I keep going back to writing, fancying that it will be my retirement career. But for it to be a career, I have to go someplace with it. I need to be published; otherwise it’s just a hobby.

I really have to figure this out.

Snow. In October.

Snow. In October.

We had flurries last night here in northwest Missouri, just enough to notice, not enough to coat the ground. I wouldn’t complain about that, but we are getting a freezing rain/snow of up to three inches precipitation tomorrow, just in time for Halloween. 

Between the unseasonably warm weather and the snow, we have had about two weeks of autumn. I demand an explanation.

There’s an old adage that cautions against complaining about the weather, but snow. In October. I think this is an extenuating circumstance.

The snow will melt, leaving our lawns drab, sodden leaves and dun grasses. Because this is Missouri, home of the four seasons in one day, we may even see temperatures in the sixties — or, who knows, the seventies — before December. But the damage has been done. November will be a child of winter, not autumn, and we will be tired of snow before the year is out. 

Halloween is Thursday, right smack in the middle of the snow. Maybe I should go as a snowman.

Feeling the need for inspiration.

I’m wrestling with the whole writing thing again, which I understand is part of writing.

In my mind, the struggle manifests itself as a lack of inspiration, a general blah. I’ve written five novels (and need to edit two but have lost my dev editor), which is a big accomplishment. 

I think what bothers me most about not getting published — when I accomplish something (a novel), I want a stretch goal, and getting it published is a stretch goal. Otherwise, once one has written one (or five) novels, what else is there?  I’d like to be published so that I feel that the goal isn’t totally unattainable.

Lately I’ve written some short fiction, which gives me something to enter on Submittable for a feeling of accomplishment, and hopefully publication. I have nine items in review, another nine waiting (I think I’ve said this before). I still wish I felt motivated toward editing/writing the longer stuff.

 Oh, yes, my flash fiction, Becky Home-ecky, now can be found in the A3 Review Volume 11, found in finer bookstores somewhere in the UK. 

I just hope I get out of this slump soon.

On Second-Guessing My Ability

This picture has nothing to do with today’s topic.



I second-guess my writing talent all the time. I live with a constant critic who has no trouble getting into my head (as it is already in my head) to tell me that my writing isn’t enough — not interesting enough, not good enough, not publishable enough. The voice insists that I am writing the same stuff I wrote back in sixth grade.

Despite this, I’m not adverse to critiques. In fact, I relish getting better. But I’m still afraid I’m not good enough.

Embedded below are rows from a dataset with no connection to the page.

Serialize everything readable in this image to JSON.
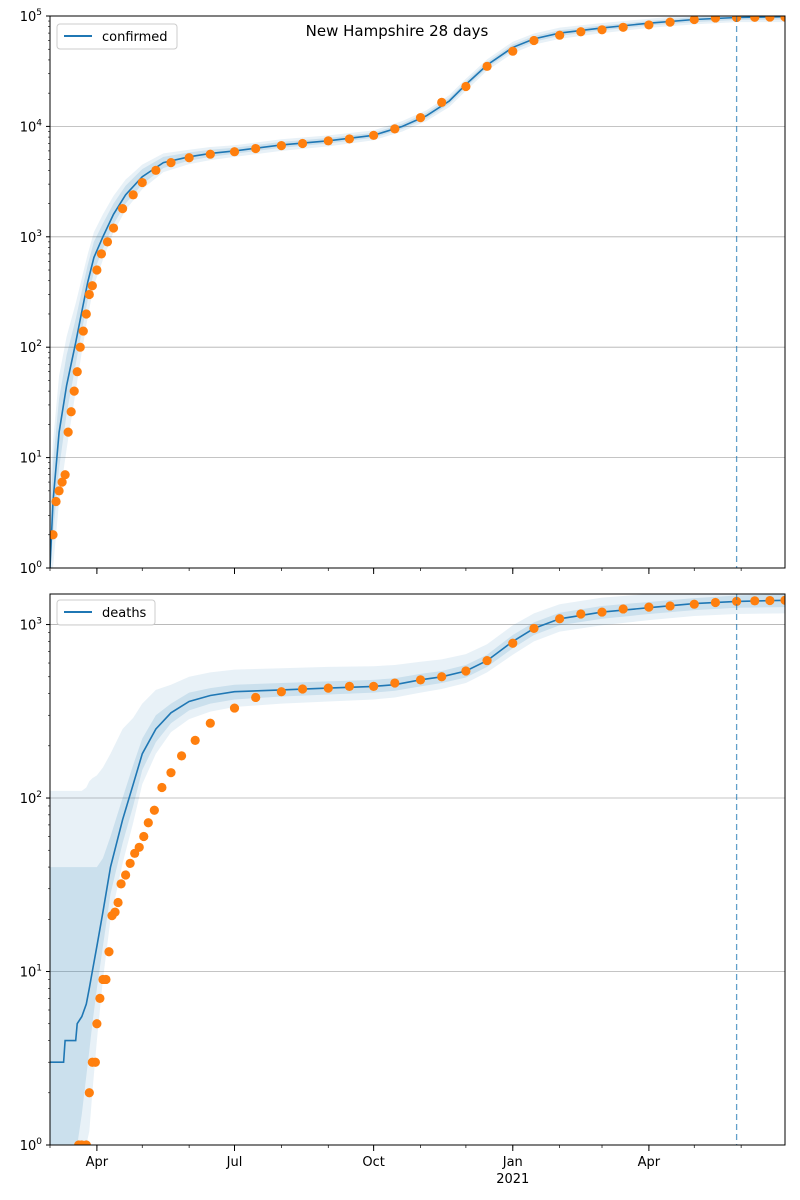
{
  "title": "New Hampshire 28 days",
  "x_ticks": [
    {
      "label": "Apr",
      "date": "2020-04-01"
    },
    {
      "label": "Jul",
      "date": "2020-07-01"
    },
    {
      "label": "Oct",
      "date": "2020-10-01"
    },
    {
      "label": "Jan",
      "date": "2021-01-01"
    },
    {
      "label": "Apr",
      "date": "2021-04-01"
    }
  ],
  "x_year_label": "2021",
  "chart_data": [
    {
      "type": "scatter",
      "panel": "top",
      "title": "New Hampshire 28 days",
      "scale": "log",
      "xlim": [
        "2020-03-01",
        "2021-06-30"
      ],
      "ylim": [
        1,
        100000
      ],
      "y_tick_labels": [
        {
          "base": "10",
          "exp": "0"
        },
        {
          "base": "10",
          "exp": "1"
        },
        {
          "base": "10",
          "exp": "2"
        },
        {
          "base": "10",
          "exp": "3"
        },
        {
          "base": "10",
          "exp": "4"
        },
        {
          "base": "10",
          "exp": "5"
        }
      ],
      "grid": "y",
      "legend": {
        "position": "top-left",
        "entries": [
          "confirmed"
        ]
      },
      "forecast_start": "2021-05-29",
      "colors": {
        "model": "#1f77b4",
        "observed": "#ff7f0e",
        "band": "#1f77b4",
        "vline": "#1f77b4"
      },
      "series": [
        {
          "name": "confirmed",
          "kind": "model",
          "x": [
            "2020-03-01",
            "2020-03-03",
            "2020-03-07",
            "2020-03-12",
            "2020-03-18",
            "2020-03-22",
            "2020-03-26",
            "2020-03-30",
            "2020-04-05",
            "2020-04-12",
            "2020-04-20",
            "2020-05-01",
            "2020-05-15",
            "2020-06-01",
            "2020-06-15",
            "2020-07-01",
            "2020-08-01",
            "2020-09-01",
            "2020-10-01",
            "2020-10-20",
            "2020-11-05",
            "2020-11-20",
            "2020-12-01",
            "2020-12-15",
            "2021-01-01",
            "2021-01-15",
            "2021-02-01",
            "2021-03-01",
            "2021-04-01",
            "2021-05-01",
            "2021-05-29",
            "2021-06-30"
          ],
          "y": [
            1,
            4,
            17,
            45,
            110,
            210,
            390,
            650,
            1000,
            1600,
            2400,
            3500,
            4700,
            5300,
            5700,
            6000,
            6800,
            7400,
            8300,
            10000,
            12500,
            17000,
            24000,
            36000,
            52000,
            62000,
            70000,
            78000,
            86000,
            93000,
            97000,
            98500
          ],
          "band_inner": {
            "lower": [
              1,
              2,
              8,
              25,
              70,
              140,
              270,
              480,
              780,
              1300,
              2000,
              3000,
              4200,
              4900,
              5300,
              5650,
              6400,
              7000,
              7900,
              9500,
              11800,
              16000,
              22500,
              34000,
              49000,
              58500,
              66000,
              74000,
              82000,
              88000,
              92000,
              93000
            ],
            "upper": [
              3,
              9,
              34,
              85,
              180,
              320,
              560,
              900,
              1320,
              2000,
              2900,
              4100,
              5300,
              5800,
              6150,
              6400,
              7250,
              7850,
              8750,
              10600,
              13300,
              18100,
              25500,
              38200,
              55200,
              65800,
              74200,
              82000,
              90000,
              98000,
              102000,
              104000
            ]
          },
          "band_outer": {
            "lower": [
              1,
              1,
              4,
              12,
              40,
              90,
              190,
              360,
              620,
              1100,
              1750,
              2700,
              3850,
              4550,
              4950,
              5300,
              6000,
              6600,
              7500,
              9000,
              11200,
              15000,
              21000,
              32000,
              46000,
              55000,
              62000,
              70000,
              78000,
              84000,
              88000,
              88000
            ],
            "upper": [
              5,
              14,
              55,
              125,
              250,
              420,
              700,
              1100,
              1600,
              2350,
              3300,
              4500,
              5700,
              6150,
              6500,
              6750,
              7650,
              8300,
              9200,
              11200,
              14000,
              19200,
              27000,
              40500,
              58500,
              69500,
              78500,
              86500,
              94500,
              103000,
              107000,
              110000
            ]
          }
        },
        {
          "name": "observed",
          "kind": "points",
          "x": [
            "2020-03-03",
            "2020-03-05",
            "2020-03-07",
            "2020-03-09",
            "2020-03-11",
            "2020-03-13",
            "2020-03-15",
            "2020-03-17",
            "2020-03-19",
            "2020-03-21",
            "2020-03-23",
            "2020-03-25",
            "2020-03-27",
            "2020-03-29",
            "2020-04-01",
            "2020-04-04",
            "2020-04-08",
            "2020-04-12",
            "2020-04-18",
            "2020-04-25",
            "2020-05-01",
            "2020-05-10",
            "2020-05-20",
            "2020-06-01",
            "2020-06-15",
            "2020-07-01",
            "2020-07-15",
            "2020-08-01",
            "2020-08-15",
            "2020-09-01",
            "2020-09-15",
            "2020-10-01",
            "2020-10-15",
            "2020-11-01",
            "2020-11-15",
            "2020-12-01",
            "2020-12-15",
            "2021-01-01",
            "2021-01-15",
            "2021-02-01",
            "2021-02-15",
            "2021-03-01",
            "2021-03-15",
            "2021-04-01",
            "2021-04-15",
            "2021-05-01",
            "2021-05-15",
            "2021-05-29",
            "2021-06-10",
            "2021-06-20",
            "2021-06-30"
          ],
          "y": [
            2,
            4,
            5,
            6,
            7,
            17,
            26,
            40,
            60,
            100,
            140,
            200,
            300,
            360,
            500,
            700,
            900,
            1200,
            1800,
            2400,
            3100,
            4000,
            4700,
            5200,
            5600,
            5900,
            6300,
            6700,
            7000,
            7400,
            7700,
            8300,
            9500,
            12000,
            16500,
            23000,
            35000,
            48000,
            60000,
            67000,
            72000,
            75000,
            79000,
            83000,
            88000,
            93000,
            96000,
            97000,
            97500,
            97800,
            98000
          ]
        }
      ]
    },
    {
      "type": "scatter",
      "panel": "bottom",
      "scale": "log",
      "xlim": [
        "2020-03-01",
        "2021-06-30"
      ],
      "ylim": [
        1,
        1500
      ],
      "y_tick_labels": [
        {
          "base": "10",
          "exp": "0"
        },
        {
          "base": "10",
          "exp": "1"
        },
        {
          "base": "10",
          "exp": "2"
        },
        {
          "base": "10",
          "exp": "3"
        }
      ],
      "grid": "y",
      "legend": {
        "position": "top-left",
        "entries": [
          "deaths"
        ]
      },
      "forecast_start": "2021-05-29",
      "colors": {
        "model": "#1f77b4",
        "observed": "#ff7f0e",
        "band": "#1f77b4",
        "vline": "#1f77b4"
      },
      "series": [
        {
          "name": "deaths",
          "kind": "model",
          "x": [
            "2020-03-01",
            "2020-03-10",
            "2020-03-11",
            "2020-03-18",
            "2020-03-19",
            "2020-03-22",
            "2020-03-25",
            "2020-03-27",
            "2020-03-29",
            "2020-04-01",
            "2020-04-05",
            "2020-04-10",
            "2020-04-18",
            "2020-04-25",
            "2020-05-01",
            "2020-05-10",
            "2020-05-20",
            "2020-06-01",
            "2020-06-15",
            "2020-07-01",
            "2020-08-01",
            "2020-09-01",
            "2020-10-01",
            "2020-10-15",
            "2020-11-01",
            "2020-11-15",
            "2020-12-01",
            "2020-12-15",
            "2021-01-01",
            "2021-01-15",
            "2021-02-01",
            "2021-03-01",
            "2021-04-01",
            "2021-05-01",
            "2021-05-29",
            "2021-06-30"
          ],
          "y": [
            3,
            3,
            4,
            4,
            5,
            5.5,
            6.5,
            8,
            10,
            14,
            22,
            40,
            75,
            120,
            180,
            250,
            310,
            360,
            390,
            410,
            420,
            430,
            440,
            450,
            480,
            500,
            540,
            620,
            800,
            950,
            1080,
            1180,
            1250,
            1320,
            1360,
            1380
          ],
          "band_inner": {
            "lower": [
              1,
              1,
              1,
              1,
              1,
              1.5,
              2.5,
              3.5,
              5,
              8,
              14,
              28,
              55,
              90,
              145,
              210,
              270,
              320,
              350,
              370,
              385,
              395,
              405,
              415,
              440,
              460,
              495,
              570,
              730,
              870,
              990,
              1080,
              1150,
              1210,
              1250,
              1260
            ],
            "upper": [
              40,
              40,
              40,
              40,
              40,
              40,
              40,
              40,
              40,
              40,
              45,
              60,
              100,
              155,
              220,
              300,
              350,
              405,
              430,
              450,
              460,
              470,
              480,
              490,
              520,
              540,
              585,
              670,
              870,
              1030,
              1170,
              1280,
              1350,
              1420,
              1470,
              1500
            ]
          },
          "band_outer": {
            "lower": [
              1,
              1,
              1,
              1,
              1,
              1,
              1,
              1.2,
              2,
              4,
              9,
              20,
              42,
              72,
              120,
              180,
              240,
              285,
              315,
              335,
              350,
              360,
              370,
              380,
              405,
              425,
              460,
              530,
              670,
              800,
              910,
              990,
              1060,
              1120,
              1150,
              1160
            ],
            "upper": [
              110,
              110,
              110,
              110,
              110,
              110,
              115,
              125,
              130,
              135,
              150,
              180,
              250,
              290,
              350,
              420,
              450,
              500,
              530,
              550,
              560,
              570,
              575,
              585,
              610,
              630,
              675,
              770,
              990,
              1160,
              1310,
              1430,
              1500,
              1560,
              1600,
              1620
            ]
          }
        },
        {
          "name": "observed",
          "kind": "points",
          "x": [
            "2020-03-20",
            "2020-03-22",
            "2020-03-25",
            "2020-03-27",
            "2020-03-29",
            "2020-03-31",
            "2020-04-01",
            "2020-04-03",
            "2020-04-05",
            "2020-04-07",
            "2020-04-09",
            "2020-04-11",
            "2020-04-13",
            "2020-04-15",
            "2020-04-17",
            "2020-04-20",
            "2020-04-23",
            "2020-04-26",
            "2020-04-29",
            "2020-05-02",
            "2020-05-05",
            "2020-05-09",
            "2020-05-14",
            "2020-05-20",
            "2020-05-27",
            "2020-06-05",
            "2020-06-15",
            "2020-07-01",
            "2020-07-15",
            "2020-08-01",
            "2020-08-15",
            "2020-09-01",
            "2020-09-15",
            "2020-10-01",
            "2020-10-15",
            "2020-11-01",
            "2020-11-15",
            "2020-12-01",
            "2020-12-15",
            "2021-01-01",
            "2021-01-15",
            "2021-02-01",
            "2021-02-15",
            "2021-03-01",
            "2021-03-15",
            "2021-04-01",
            "2021-04-15",
            "2021-05-01",
            "2021-05-15",
            "2021-05-29",
            "2021-06-10",
            "2021-06-20",
            "2021-06-30"
          ],
          "y": [
            1,
            1,
            1,
            2,
            3,
            3,
            5,
            7,
            9,
            9,
            13,
            21,
            22,
            25,
            32,
            36,
            42,
            48,
            52,
            60,
            72,
            85,
            115,
            140,
            175,
            215,
            270,
            330,
            380,
            410,
            425,
            430,
            440,
            440,
            460,
            480,
            500,
            540,
            620,
            780,
            950,
            1080,
            1150,
            1180,
            1230,
            1260,
            1280,
            1310,
            1340,
            1360,
            1370,
            1375,
            1380
          ]
        }
      ]
    }
  ]
}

I hear this is not uncommon to writers, that most writers feel a constant sense of doubt, and that we wouldn’t want to meet one who doesn’t. But I need to shake this sense of self-censure (and self-censorship) for my long-overdue re-editing of Gaia’s Hands. I have to believe in the book to make it better.  

So, how to believe? Cognitive journaling might help — counteract all the mind-reading (“the critics hate it”) and fortune-telling (“I’ll never get published”) and name-calling (“I’m so talentless!”) and awfulizing (“my stuff sucks”). 

I joke about a magic spell, because I feel like my writing career is cursed. Of all the things I pooh-pooh in my life, curses are not one of them. I half-way believe in curses, even as I suspect they’re an externalization of one’s failure scripts. I’m looking at how to break the curse.

I suspect, though, I will have to live with it and create despite it. And someday, when/if I get published, I will celebrate all the harder.